Le silence de l’Etat et la grande contradiction
C’est la fermeture des sites de sables de Cotonou et environs par le gouvernement qui est à la base de cette situation de prolifération de sites de prélèvement artisanale de sable. A l’époque, sans les preuves d’une expertise en la matière, le gouvernement se cachant derrière de prétendus soulèvements des populations a pris cette décision unilatéralement. Lesdites populations se seraient plaint de dégâts environnementaux causés par les sociétés de dragage de sable agrées par l’Etat. Dans le même temps, un conseiller du parti Frap, était monté au créneau pour dénoncer les prétendues conséquences environnementales créées par l’activité de dragage de sable dans la zone de Cotonou et environs.
Un ensemble de dénonciations qui auraient motivé la décision du gouvernement. Mais face au drame qui a lieu à Pahou, on est en droit de s’interroger sur la bonne intention du gouvernement à l’époque. Comment se fait-il que le même gouvernement qui a procédé, de façon unilatérale à la fermeture de sociétés de dragage de sable agréées, par elle-même, pour a-t-il dit vouloir protéger l’environnement reste sourd et muet face à la dégradation de l’environnement qui se joue à Pahou ?
Tout semble confirmer que cette décision du gouvernement loin d’être réfléchie à l’époque était une décision politique tel que soutenu par une certaine opinion. Le gouvernement pour montrer la justesse de sa décision et rester cohérent doit prendre des mesures urgentes pour mettre fin au prélèvement artisanal de sable à Pahou. Pour ce qui concerne les sociétés de dragage de sable agréés par l’Etat et fermées par le gouvernement, il est indispensable de rencontrer leurs responsables pour entamer le dialogue. Cette démarche permettrait de trouver une porte de sortie pour la reprise de leurs activités.
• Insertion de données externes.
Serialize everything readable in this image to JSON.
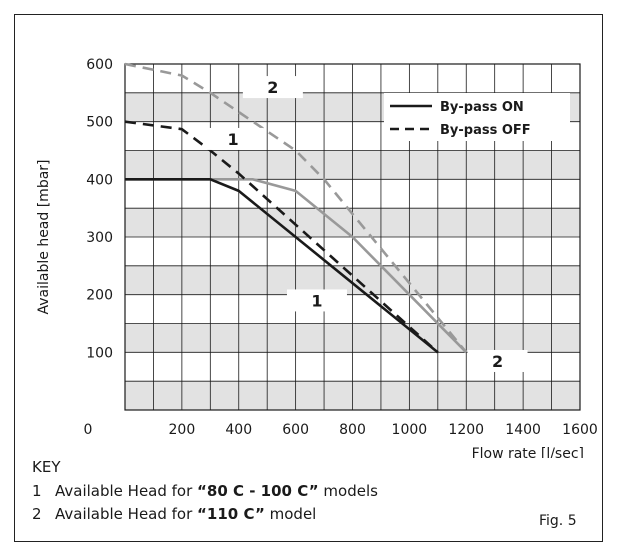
{
  "chart_data": {
    "type": "line",
    "ylabel": "Available head [mbar]",
    "xlabel": "Flow rate [l/sec]",
    "xlim": [
      0,
      1600
    ],
    "ylim": [
      0,
      600
    ],
    "x_ticks": [
      "0",
      "200",
      "400",
      "600",
      "800",
      "1000",
      "1200",
      "1400",
      "1600"
    ],
    "y_ticks": [
      "100",
      "200",
      "300",
      "400",
      "500",
      "600"
    ],
    "grid": true,
    "legend": {
      "position": "top-right",
      "entries": [
        {
          "label": "By-pass ON",
          "style": "solid"
        },
        {
          "label": "By-pass OFF",
          "style": "dashed"
        }
      ]
    },
    "series": [
      {
        "model": "1",
        "bypass": "ON",
        "color": "#1a1a1a",
        "dash": false,
        "x": [
          0,
          300,
          400,
          1100
        ],
        "y": [
          400,
          400,
          380,
          100
        ]
      },
      {
        "model": "1",
        "bypass": "OFF",
        "color": "#1a1a1a",
        "dash": true,
        "x": [
          0,
          200,
          300,
          400,
          1100
        ],
        "y": [
          500,
          487,
          450,
          410,
          100
        ]
      },
      {
        "model": "2",
        "bypass": "ON",
        "color": "#999999",
        "dash": false,
        "x": [
          0,
          300,
          450,
          600,
          800,
          1200
        ],
        "y": [
          400,
          400,
          400,
          380,
          300,
          100
        ]
      },
      {
        "model": "2",
        "bypass": "OFF",
        "color": "#999999",
        "dash": true,
        "x": [
          0,
          200,
          300,
          450,
          600,
          700,
          1200
        ],
        "y": [
          600,
          580,
          550,
          500,
          450,
          400,
          100
        ]
      }
    ],
    "labels": [
      {
        "text": "2",
        "x": 520,
        "y": 560
      },
      {
        "text": "1",
        "x": 380,
        "y": 470
      },
      {
        "text": "1",
        "x": 675,
        "y": 190
      },
      {
        "text": "2",
        "x": 1310,
        "y": 85
      }
    ]
  },
  "key": {
    "title": "KEY",
    "items": [
      {
        "num": "1",
        "pre": "Available Head for ",
        "bold": "“80 C - 100 C”",
        "post": " models"
      },
      {
        "num": "2",
        "pre": "Available Head for ",
        "bold": "“110 C”",
        "post": " model"
      }
    ]
  },
  "figure_label": "Fig. 5"
}
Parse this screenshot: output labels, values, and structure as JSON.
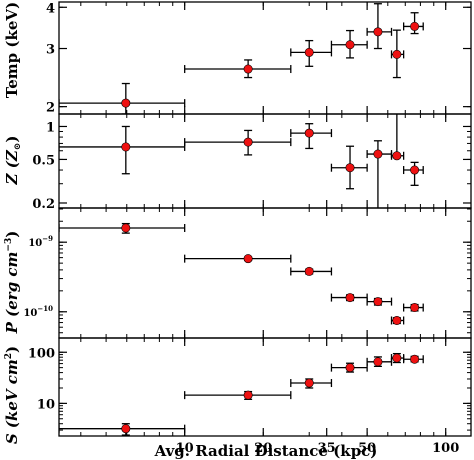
{
  "chart_data": {
    "type": "scatter",
    "x_scale": "log",
    "x_range_kpc": [
      3.3,
      125
    ],
    "xlabel": "Avg. Radial Distance (kpc)",
    "x_ticks": [
      10,
      20,
      35,
      50,
      100
    ],
    "x_tick_labels": [
      "10",
      "20",
      "35",
      "50",
      "100"
    ],
    "x_bins_kpc": [
      {
        "x": 5.95,
        "xlo": 3.3,
        "xhi": 10
      },
      {
        "x": 17.5,
        "xlo": 10,
        "xhi": 25.5
      },
      {
        "x": 30,
        "xlo": 25.5,
        "xhi": 36.5
      },
      {
        "x": 43,
        "xlo": 36.5,
        "xhi": 50
      },
      {
        "x": 55,
        "xlo": 50,
        "xhi": 62
      },
      {
        "x": 65,
        "xlo": 62,
        "xhi": 69
      },
      {
        "x": 76,
        "xlo": 69,
        "xhi": 82
      }
    ],
    "marker_color": "#ee1111",
    "panels": [
      {
        "id": "temp",
        "ylabel": "Temp (keV)",
        "y_scale": "log",
        "ylim": [
          1.9,
          4.15
        ],
        "y_ticks": [
          2,
          3,
          4
        ],
        "y_tick_labels": [
          "2",
          "3",
          "4"
        ],
        "y": [
          2.05,
          2.6,
          2.92,
          3.08,
          3.37,
          2.88,
          3.5
        ],
        "yerr_lo": [
          0.15,
          0.15,
          0.27,
          0.27,
          0.37,
          0.43,
          0.17
        ],
        "yerr_hi": [
          0.3,
          0.17,
          0.25,
          0.32,
          0.73,
          0.53,
          0.35
        ]
      },
      {
        "id": "abundance",
        "ylabel_main": "Z (Z",
        "ylabel_sun": "⊙",
        "ylabel_close": ")",
        "y_scale": "log",
        "ylim": [
          0.18,
          1.3
        ],
        "y_ticks": [
          0.2,
          0.5,
          1
        ],
        "y_tick_labels": [
          "0.2",
          "0.5",
          "1"
        ],
        "y": [
          0.65,
          0.72,
          0.87,
          0.42,
          0.56,
          0.54,
          0.4
        ],
        "yerr_lo": [
          0.28,
          0.17,
          0.24,
          0.15,
          0.39,
          0.02,
          0.11
        ],
        "yerr_hi": [
          0.35,
          0.2,
          0.19,
          0.24,
          0.18,
          1.5,
          0.07
        ]
      },
      {
        "id": "pressure",
        "ylabel_main": "P (erg cm",
        "ylabel_exp": "−3",
        "ylabel_close": ")",
        "y_scale": "log",
        "ylim": [
          4.2e-11,
          3.1e-09
        ],
        "y_ticks": [
          1e-10,
          1e-09
        ],
        "y_tick_labels_base": [
          "10",
          "10"
        ],
        "y_tick_labels_exp": [
          "−10",
          "−9"
        ],
        "y": [
          1.6e-09,
          5.8e-10,
          3.8e-10,
          1.6e-10,
          1.4e-10,
          7.5e-11,
          1.15e-10
        ],
        "yerr_lo": [
          2.5e-10,
          3e-11,
          3e-11,
          1.5e-11,
          1.5e-11,
          7e-12,
          1.2e-11
        ],
        "yerr_hi": [
          2.5e-10,
          3e-11,
          3e-11,
          1.5e-11,
          1.5e-11,
          7e-12,
          1.2e-11
        ]
      },
      {
        "id": "entropy",
        "ylabel_main": "S (keV cm",
        "ylabel_exp": "2",
        "ylabel_close": ")",
        "y_scale": "log",
        "ylim": [
          2.3,
          190
        ],
        "y_ticks": [
          10,
          100
        ],
        "y_tick_labels": [
          "10",
          "100"
        ],
        "y": [
          3.2,
          14.5,
          25,
          50,
          65,
          77,
          73
        ],
        "yerr_lo": [
          0.8,
          2.5,
          5,
          9,
          12,
          14,
          8
        ],
        "yerr_hi": [
          0.8,
          2.5,
          5,
          11,
          16,
          17,
          10
        ]
      }
    ]
  }
}
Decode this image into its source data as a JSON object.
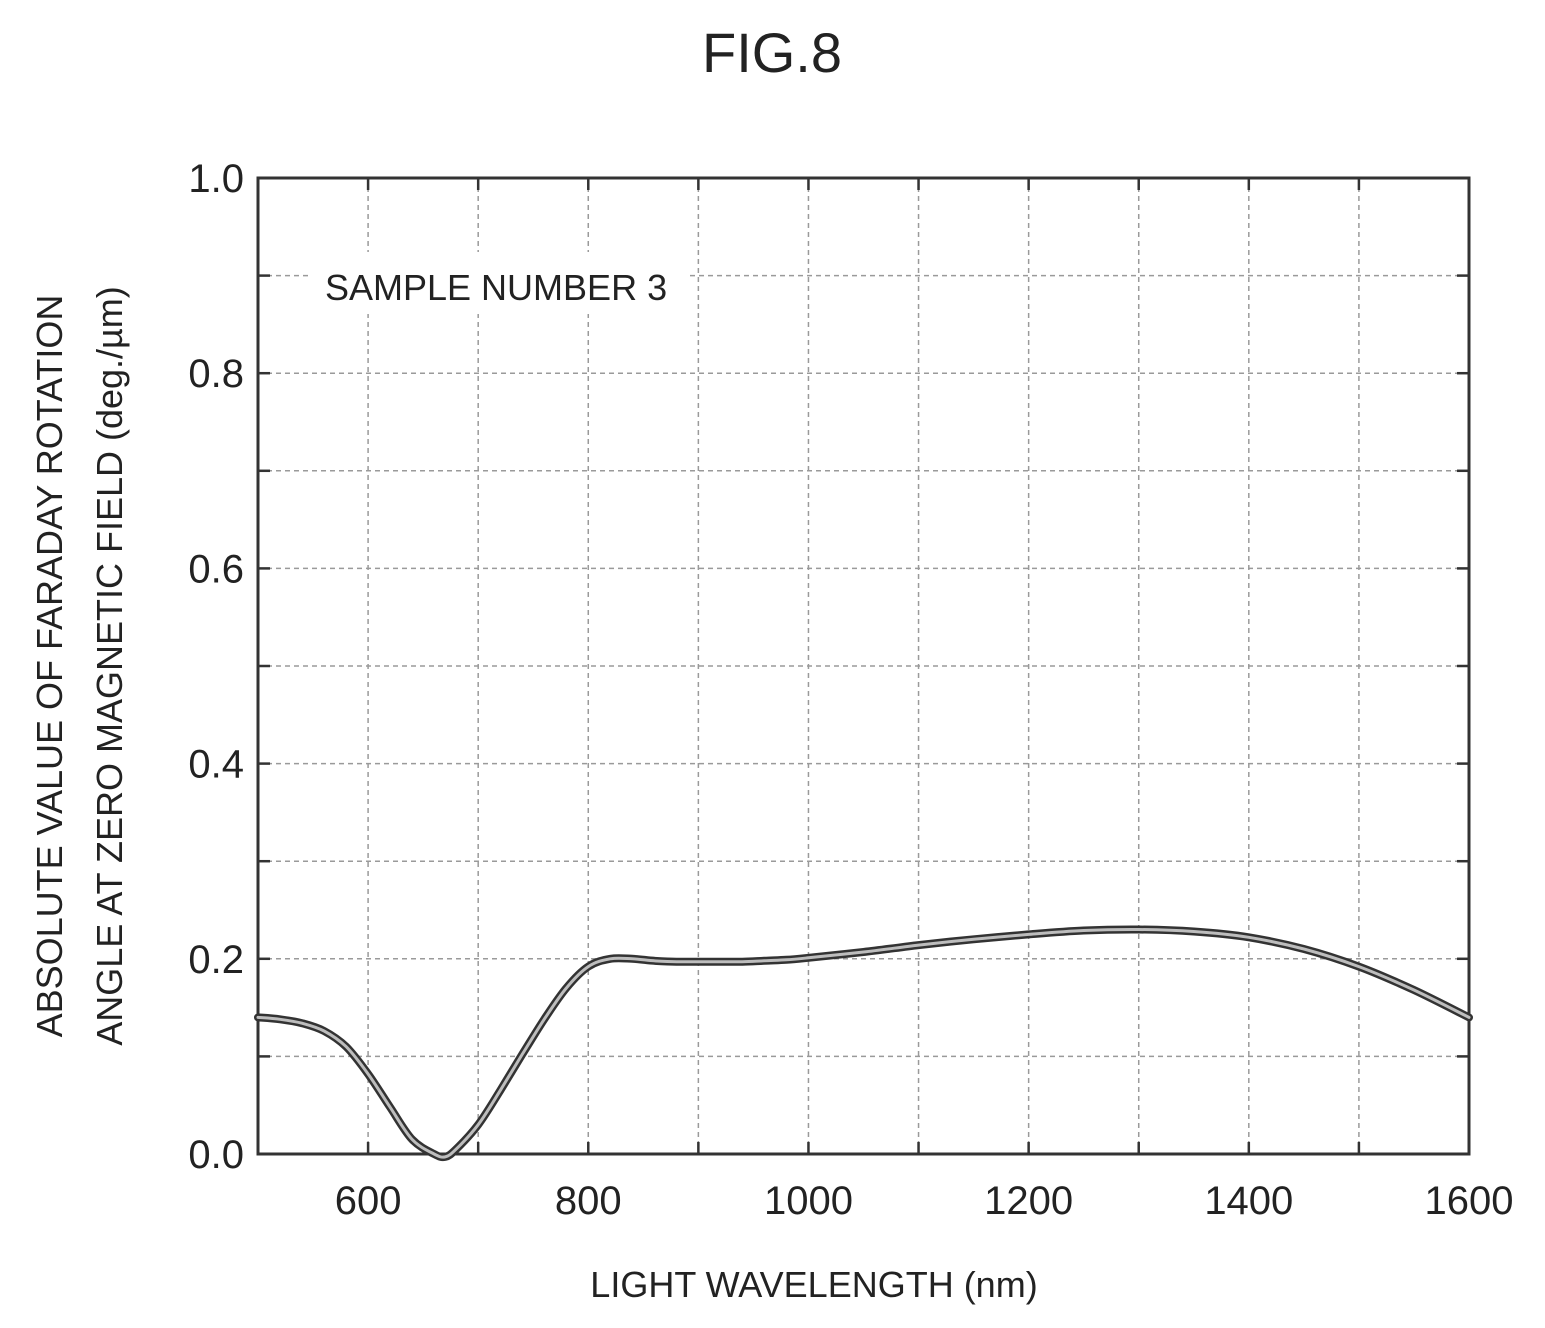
{
  "chart_data": {
    "type": "line",
    "title": "FIG.8",
    "xlabel": "LIGHT WAVELENGTH (nm)",
    "ylabel_lines": [
      "ABSOLUTE VALUE OF FARADAY ROTATION",
      "ANGLE AT ZERO MAGNETIC FIELD (deg./µm)"
    ],
    "annotation": "SAMPLE NUMBER 3",
    "xlim": [
      500,
      1600
    ],
    "ylim": [
      0.0,
      1.0
    ],
    "x_ticks": [
      600,
      800,
      1000,
      1200,
      1400,
      1600
    ],
    "x_tick_labels": [
      "600",
      "800",
      "1000",
      "1200",
      "1400",
      "1600"
    ],
    "x_minor_grid": [
      700,
      900,
      1100,
      1300,
      1500
    ],
    "y_ticks": [
      0.0,
      0.2,
      0.4,
      0.6,
      0.8,
      1.0
    ],
    "y_tick_labels": [
      "0.0",
      "0.2",
      "0.4",
      "0.6",
      "0.8",
      "1.0"
    ],
    "y_minor_grid": [
      0.1,
      0.3,
      0.5,
      0.7,
      0.9
    ],
    "grid": true,
    "series": [
      {
        "color": "#333333",
        "x": [
          500,
          520,
          540,
          560,
          580,
          600,
          620,
          640,
          660,
          670,
          680,
          700,
          720,
          740,
          760,
          780,
          800,
          820,
          840,
          860,
          880,
          900,
          920,
          940,
          960,
          980,
          1000,
          1050,
          1100,
          1150,
          1200,
          1250,
          1300,
          1350,
          1400,
          1450,
          1500,
          1550,
          1600
        ],
        "y": [
          0.14,
          0.138,
          0.134,
          0.126,
          0.11,
          0.082,
          0.048,
          0.015,
          0.0,
          -0.003,
          0.005,
          0.03,
          0.065,
          0.102,
          0.138,
          0.17,
          0.192,
          0.2,
          0.2,
          0.198,
          0.197,
          0.197,
          0.197,
          0.197,
          0.198,
          0.199,
          0.201,
          0.207,
          0.214,
          0.22,
          0.225,
          0.229,
          0.23,
          0.228,
          0.222,
          0.21,
          0.192,
          0.168,
          0.14
        ]
      }
    ]
  }
}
Etant donné quelles au moins, détiennent des équipements appropriés pour le dragage de sable et sont installés sur des sites agréés par l’Etat dans le cadre de cette activité. La reprise de leurs activités sur la base de conditions consensuelles, sauveraient les populations du danger environnemental qui a lieu à Pahou, de la dégradation de certaines voies toujours causée par l’exploitation anarchique du sable, de la flambée des prix du sable dénoncée par les populations qui expriment leur ras-le-bol.